Fourth, exchange information with other people involved in the accident. This includes the name, address, driver's license number, and license plate numbers of all drivers and the names of injured parties and witnesses. Be sure to exchange insurance policy numbers with other vehicle owners and notify your own insurance company immediately. Do not argue or discuss fault with the other driver; save your comments for the officer and your insurance representative.
If an ambulance responds, you are not required to ride to the hospital in the ambulance if you are coherent and able to care for yourself. The paramedic will do a preliminary assessment of your condition and discuss your options. If you decline transport, you should see a doctor at the first opportunity. It is not possible to rule out unseen injuries at the scene.
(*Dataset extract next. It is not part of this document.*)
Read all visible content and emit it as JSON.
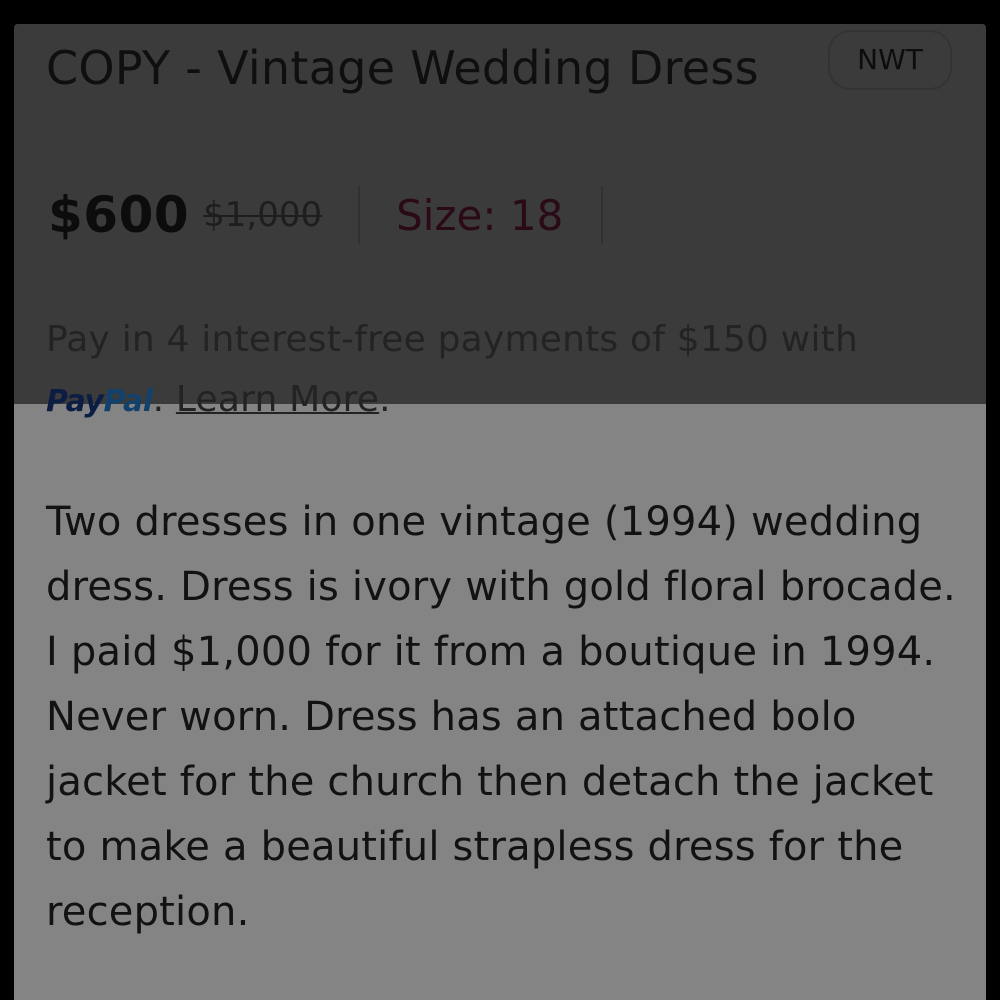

If you have had an accident with an unattended vehicle or property, you must make a reasonable effort to find the property owner at the time of the accident. If no one can be located, leave a note that can be easily found at the scene of the accident. Include your name, address, driver's license number, the date and time of the accident, and an estimate of the damages. You must also report the accident to the police without unnecessary delay.
In addition, if you are the driver of a vehicle involved in an accident resulting in any personal injury, death, or total property damage of 500 dollars or more, you must also file a written accident report form (SR-1) with the Department of Motor Vehicles within 10 days of the accident. Failure to file may result in the loss of your driver's license and vehicle registration.
Report copies can be obtained by visiting the police station or CHP office with which the report was filed.